Trastevere - Lungara et Janicule (18/20). La Villa Lante et le phare Manfredi..
Une villa Renaissance - Un monument extravagant
Après la piazza Garibaldi, à droite, la Villa Lante est une belle villa du XVIe siècle comme la Farnesina, bien que plus modeste. Sa construction avait été commandée par le nonce pontifical Baldassarre Turini (1486 / 1543), fidèle secrétaire des papes Léon X de Médicis (1513 / 1521) et Clément VII de Médicis (1523 / 1534), lequel souhaitait disposer d’une villa moins exposée aux rigueurs estivales de la ville. L’architecte, Giulio Romano (Jules Romain), élève préféré de Raphaël, a fait travailler à la décoration de la villa Giovanni da Udine, Polidoro da Caravaggio, Vincenzo Tamagni et Maturino. La construction, débutée en 1518, a connu une interruption, voire des dégradations, lors du sac de Rome de 1527 par les lansquenets protestants du très catholique Charles Quint. Un graffiti célèbre dans le hall de la villa proclame : « A dì 6 de magio 1527 fo la presa di Roma » (le 6 mai 1527 j'ai fait la prise Rome !). Bigre ! Tout seul ?
En 1551, la villa passa à la famille Lante, qui lui donna son nom qu’elle conservera malgré divers changements de propriétaires, notamment Camillo Borghese (1817) puis l’ordre du Sacré-cœur de Jésus (1937). A partir de 1880, l’archéologue allemand Wolfgang Helbig et son épouse, la princesse russe Nadine Schahawskoy, y ont vécu avant que leur fils achète la villa en 1909. Ils y tenaient un salon culturel fréquenté par le « Tout Rome » et des artistes, écrivains et musiciens, dont Carducci, D'Annunzio, Schliemann, Tolstoï et Wagner. En 1950, la propriété a été vendue à la Finlande pour y établir son ambassade près le Saint-Siège et l'Institut culturel finlandais.

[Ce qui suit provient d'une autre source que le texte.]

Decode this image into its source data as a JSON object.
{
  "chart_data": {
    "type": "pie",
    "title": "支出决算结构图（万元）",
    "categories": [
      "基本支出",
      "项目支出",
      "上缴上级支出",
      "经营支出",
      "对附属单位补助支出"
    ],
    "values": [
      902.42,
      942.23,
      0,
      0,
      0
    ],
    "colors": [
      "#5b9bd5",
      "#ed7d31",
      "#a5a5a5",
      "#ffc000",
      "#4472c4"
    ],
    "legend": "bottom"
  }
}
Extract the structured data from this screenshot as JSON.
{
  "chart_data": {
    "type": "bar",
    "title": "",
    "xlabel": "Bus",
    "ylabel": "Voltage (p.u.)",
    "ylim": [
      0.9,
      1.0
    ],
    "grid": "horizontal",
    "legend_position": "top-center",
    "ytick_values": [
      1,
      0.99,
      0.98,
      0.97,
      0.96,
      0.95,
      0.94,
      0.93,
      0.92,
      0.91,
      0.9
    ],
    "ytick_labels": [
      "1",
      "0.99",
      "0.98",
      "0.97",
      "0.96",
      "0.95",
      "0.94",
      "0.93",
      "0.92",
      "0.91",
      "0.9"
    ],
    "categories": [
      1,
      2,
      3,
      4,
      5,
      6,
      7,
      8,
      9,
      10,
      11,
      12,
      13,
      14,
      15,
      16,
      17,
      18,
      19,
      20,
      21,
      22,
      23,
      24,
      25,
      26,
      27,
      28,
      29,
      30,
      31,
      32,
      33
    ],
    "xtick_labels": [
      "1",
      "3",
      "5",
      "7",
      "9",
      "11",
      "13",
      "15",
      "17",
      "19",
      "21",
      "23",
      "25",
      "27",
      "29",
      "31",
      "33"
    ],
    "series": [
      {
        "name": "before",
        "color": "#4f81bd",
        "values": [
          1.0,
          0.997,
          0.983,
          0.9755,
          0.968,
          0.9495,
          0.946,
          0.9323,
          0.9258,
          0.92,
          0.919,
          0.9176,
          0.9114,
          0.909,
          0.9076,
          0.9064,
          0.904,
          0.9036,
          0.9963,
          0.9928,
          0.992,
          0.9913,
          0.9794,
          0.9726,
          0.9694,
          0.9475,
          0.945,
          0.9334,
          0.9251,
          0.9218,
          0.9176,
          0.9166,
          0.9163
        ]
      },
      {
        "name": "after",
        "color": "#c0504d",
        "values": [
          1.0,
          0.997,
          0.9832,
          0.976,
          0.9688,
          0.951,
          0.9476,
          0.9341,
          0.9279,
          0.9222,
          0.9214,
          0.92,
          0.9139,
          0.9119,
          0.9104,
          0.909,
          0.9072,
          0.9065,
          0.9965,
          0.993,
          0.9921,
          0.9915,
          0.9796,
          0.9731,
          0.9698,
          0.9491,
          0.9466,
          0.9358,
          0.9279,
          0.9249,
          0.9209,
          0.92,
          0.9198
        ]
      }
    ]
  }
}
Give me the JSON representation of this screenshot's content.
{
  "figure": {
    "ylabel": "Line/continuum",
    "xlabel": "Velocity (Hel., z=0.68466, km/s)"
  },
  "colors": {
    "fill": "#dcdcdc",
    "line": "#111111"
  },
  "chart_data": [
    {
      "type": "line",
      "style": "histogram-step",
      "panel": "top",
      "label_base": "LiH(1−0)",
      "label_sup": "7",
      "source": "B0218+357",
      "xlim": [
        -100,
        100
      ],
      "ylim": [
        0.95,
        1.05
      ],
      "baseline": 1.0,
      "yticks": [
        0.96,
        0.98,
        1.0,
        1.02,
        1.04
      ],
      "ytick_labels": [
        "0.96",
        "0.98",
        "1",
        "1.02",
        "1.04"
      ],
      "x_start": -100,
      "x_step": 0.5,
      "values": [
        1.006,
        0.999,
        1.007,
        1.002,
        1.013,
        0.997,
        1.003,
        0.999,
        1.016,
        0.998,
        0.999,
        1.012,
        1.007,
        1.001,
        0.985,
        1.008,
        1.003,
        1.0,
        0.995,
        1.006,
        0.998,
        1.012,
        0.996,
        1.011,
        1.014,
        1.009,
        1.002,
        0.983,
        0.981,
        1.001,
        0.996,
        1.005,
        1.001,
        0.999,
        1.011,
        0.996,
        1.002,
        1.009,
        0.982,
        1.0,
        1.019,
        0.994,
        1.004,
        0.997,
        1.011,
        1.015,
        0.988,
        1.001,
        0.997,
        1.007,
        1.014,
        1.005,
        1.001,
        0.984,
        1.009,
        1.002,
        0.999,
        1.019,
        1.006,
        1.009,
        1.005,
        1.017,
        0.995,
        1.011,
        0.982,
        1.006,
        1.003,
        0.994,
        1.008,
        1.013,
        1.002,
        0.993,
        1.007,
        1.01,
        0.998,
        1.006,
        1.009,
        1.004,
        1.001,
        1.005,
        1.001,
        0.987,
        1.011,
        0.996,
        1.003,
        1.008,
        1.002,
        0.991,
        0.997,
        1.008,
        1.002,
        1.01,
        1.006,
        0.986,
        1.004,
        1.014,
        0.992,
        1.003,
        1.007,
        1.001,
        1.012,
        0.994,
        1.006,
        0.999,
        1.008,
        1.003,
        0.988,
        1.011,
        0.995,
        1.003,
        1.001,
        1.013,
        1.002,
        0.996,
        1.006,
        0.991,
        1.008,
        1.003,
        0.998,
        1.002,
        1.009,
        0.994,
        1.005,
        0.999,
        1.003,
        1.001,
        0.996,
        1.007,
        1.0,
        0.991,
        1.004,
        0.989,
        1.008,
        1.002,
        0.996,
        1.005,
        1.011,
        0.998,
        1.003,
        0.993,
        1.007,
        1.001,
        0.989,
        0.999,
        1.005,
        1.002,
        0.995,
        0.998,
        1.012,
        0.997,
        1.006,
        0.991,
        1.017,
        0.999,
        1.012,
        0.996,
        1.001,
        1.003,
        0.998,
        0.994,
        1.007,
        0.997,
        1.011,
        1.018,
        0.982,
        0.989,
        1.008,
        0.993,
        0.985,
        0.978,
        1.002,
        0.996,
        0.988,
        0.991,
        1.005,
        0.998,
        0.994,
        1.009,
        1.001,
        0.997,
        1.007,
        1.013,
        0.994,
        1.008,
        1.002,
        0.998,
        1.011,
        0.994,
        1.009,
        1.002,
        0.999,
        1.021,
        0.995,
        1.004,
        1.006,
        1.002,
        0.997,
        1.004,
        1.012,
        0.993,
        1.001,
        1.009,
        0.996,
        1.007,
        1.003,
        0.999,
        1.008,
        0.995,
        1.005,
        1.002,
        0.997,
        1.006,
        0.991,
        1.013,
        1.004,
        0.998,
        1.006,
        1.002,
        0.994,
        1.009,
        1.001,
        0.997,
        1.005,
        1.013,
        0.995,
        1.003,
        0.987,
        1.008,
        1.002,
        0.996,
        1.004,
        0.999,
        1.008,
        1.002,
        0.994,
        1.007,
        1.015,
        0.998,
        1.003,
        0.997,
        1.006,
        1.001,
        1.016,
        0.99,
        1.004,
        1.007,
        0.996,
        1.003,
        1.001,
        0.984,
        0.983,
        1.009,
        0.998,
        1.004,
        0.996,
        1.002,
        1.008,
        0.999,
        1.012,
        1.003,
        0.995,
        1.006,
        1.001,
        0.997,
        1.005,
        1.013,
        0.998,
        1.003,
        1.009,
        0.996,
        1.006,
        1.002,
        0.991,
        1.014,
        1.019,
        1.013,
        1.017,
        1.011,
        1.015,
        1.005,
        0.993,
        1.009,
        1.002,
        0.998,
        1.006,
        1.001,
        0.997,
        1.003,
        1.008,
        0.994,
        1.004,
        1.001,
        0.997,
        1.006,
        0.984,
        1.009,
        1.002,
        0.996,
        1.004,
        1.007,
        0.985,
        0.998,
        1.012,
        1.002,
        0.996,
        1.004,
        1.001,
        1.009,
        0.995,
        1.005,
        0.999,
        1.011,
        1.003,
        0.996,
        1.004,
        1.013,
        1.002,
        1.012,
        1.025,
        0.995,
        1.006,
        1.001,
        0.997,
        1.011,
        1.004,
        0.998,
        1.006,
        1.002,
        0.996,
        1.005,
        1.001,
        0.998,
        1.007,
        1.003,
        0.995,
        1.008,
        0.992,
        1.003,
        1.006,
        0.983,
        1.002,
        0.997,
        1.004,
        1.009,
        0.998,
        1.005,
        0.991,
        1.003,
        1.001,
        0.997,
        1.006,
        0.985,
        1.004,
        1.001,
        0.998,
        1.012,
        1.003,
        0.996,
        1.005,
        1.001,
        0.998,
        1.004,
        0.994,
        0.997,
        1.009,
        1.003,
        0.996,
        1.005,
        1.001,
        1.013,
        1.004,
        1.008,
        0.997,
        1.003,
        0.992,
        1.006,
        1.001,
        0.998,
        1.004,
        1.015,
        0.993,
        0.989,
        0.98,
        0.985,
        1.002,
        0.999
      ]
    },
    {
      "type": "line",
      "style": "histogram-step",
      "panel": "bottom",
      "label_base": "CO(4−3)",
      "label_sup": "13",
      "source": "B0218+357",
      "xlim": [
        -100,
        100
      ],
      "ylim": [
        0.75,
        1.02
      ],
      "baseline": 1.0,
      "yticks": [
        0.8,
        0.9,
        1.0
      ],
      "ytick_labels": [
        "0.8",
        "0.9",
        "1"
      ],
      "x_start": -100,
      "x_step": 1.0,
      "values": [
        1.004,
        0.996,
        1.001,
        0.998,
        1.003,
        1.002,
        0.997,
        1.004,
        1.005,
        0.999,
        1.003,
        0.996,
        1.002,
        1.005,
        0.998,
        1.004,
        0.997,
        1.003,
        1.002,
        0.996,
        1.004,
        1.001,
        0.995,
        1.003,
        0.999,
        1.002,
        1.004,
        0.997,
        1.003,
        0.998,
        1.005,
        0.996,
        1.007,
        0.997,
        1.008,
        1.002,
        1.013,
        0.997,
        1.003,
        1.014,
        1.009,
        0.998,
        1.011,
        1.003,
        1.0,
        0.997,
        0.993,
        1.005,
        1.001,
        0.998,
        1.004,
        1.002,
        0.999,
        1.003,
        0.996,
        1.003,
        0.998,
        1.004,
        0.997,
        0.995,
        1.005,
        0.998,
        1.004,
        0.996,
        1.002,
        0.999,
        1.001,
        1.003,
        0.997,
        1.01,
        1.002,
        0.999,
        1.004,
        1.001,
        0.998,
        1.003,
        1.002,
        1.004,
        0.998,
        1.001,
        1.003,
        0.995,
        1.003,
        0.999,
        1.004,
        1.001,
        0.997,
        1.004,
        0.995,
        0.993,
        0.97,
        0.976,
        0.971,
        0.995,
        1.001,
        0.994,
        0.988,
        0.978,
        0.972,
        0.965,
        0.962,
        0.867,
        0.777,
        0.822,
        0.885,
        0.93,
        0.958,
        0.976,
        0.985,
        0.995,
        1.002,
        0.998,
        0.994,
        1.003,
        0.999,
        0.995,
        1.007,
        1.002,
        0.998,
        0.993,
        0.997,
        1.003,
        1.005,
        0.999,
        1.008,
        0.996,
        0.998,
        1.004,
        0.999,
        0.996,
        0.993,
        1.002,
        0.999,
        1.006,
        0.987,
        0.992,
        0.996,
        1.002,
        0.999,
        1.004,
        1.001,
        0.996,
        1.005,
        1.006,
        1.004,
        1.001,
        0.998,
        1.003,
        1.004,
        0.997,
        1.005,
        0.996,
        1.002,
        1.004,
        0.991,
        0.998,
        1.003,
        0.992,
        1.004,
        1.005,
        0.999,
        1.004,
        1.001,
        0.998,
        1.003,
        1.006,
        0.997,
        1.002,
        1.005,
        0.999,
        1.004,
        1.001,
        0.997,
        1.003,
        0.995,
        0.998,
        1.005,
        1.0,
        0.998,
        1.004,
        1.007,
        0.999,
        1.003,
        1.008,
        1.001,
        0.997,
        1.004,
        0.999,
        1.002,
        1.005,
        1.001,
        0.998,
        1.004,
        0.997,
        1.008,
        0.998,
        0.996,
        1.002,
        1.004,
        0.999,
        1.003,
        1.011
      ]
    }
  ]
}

La villa[1], construite sur les vestiges d'une villa romaine antérieure, a conservé extérieurement son style Renaissance : symétrie, régularité, proportions harmonieuses selon les principes édictés par Vitruve[2]. L'étage noble se compose du salon de forme presque carrée, de trois salles plus petites, du vestibule et de la loggia, qui s'étend sur la façade orientale. La loggia, ouverte sur le panorama de la ville par des baies serliennes, possède des stucs attribués à Giovanni da Udine. Le vestibule menant au salon est orné d'un Triomphe de Rome du peintre Valentin de Boulogne et, au-dessus des portes, de hauts-reliefs d'Antonio Canova. Deux salles ont été décorées de fresques par Vincenzo Tamagni (1525-27), probablement sur un projet de Giulio Romano, avec des copies de célèbres portraits de Raphaël (La Fornarina, La Voilée), de muses et d'hommes illustres. En 1837, lorsque la villa a été achetée par l'ordre religieux du Sacré-Cœur, 32 petites fresques du salon avec des cupidons et des déesses et 4 fresques plus importantes avec des histoires relatives à la colline du Janicule, ont été jugées indécentes ; elles ont été détachées puis achetées par Henriette Hertz pour les installer au Palazzo Zuccari.
On remarque ensuite, toujours à droite, le très étrange phare Manfredi (photo), du nom de son architecte Manfredo Manfredi, député et collaborateur de « la machine à écrire », pardon, de l’Autel de la Patrie (Le Vittoriano). C’est une colonne de 20 mètres de haut, de style éclectique, gréco-romano-classico-baroque ! Le phare a été offert à la ville par les italiens d’Argentine, en 1911, en mémoire du 50e anniversaire de la création du royaume d'Italie (1861). Pour rappeler que Rome est une « ville phare » ? Pour que tous les Italiens se tournent vers sa lumière ? Bref, il avait été décidé par la municipalité du Bloc du peuple, conduite par Ernesto Nathan, de positionner le phare sur la colline du Janicule en souvenir d’une bataille importante en ce lieu pour la défense de la République Romaine, en 1849, contre les armées de la seconde République Française présidée par le prince Louis-Napoléon Bonaparte. Un faisceau tricolore illumine la ville de Rome lorsque le phare est allumé. Cette particularité, ou son style très éclectique, est à l’origine de l'expression romaine « Sembri il faro del Gianicolo ! » (vous ressemblez au phare du Janicule), utilisée pour une personne portant une tenue colorée ou extravagante.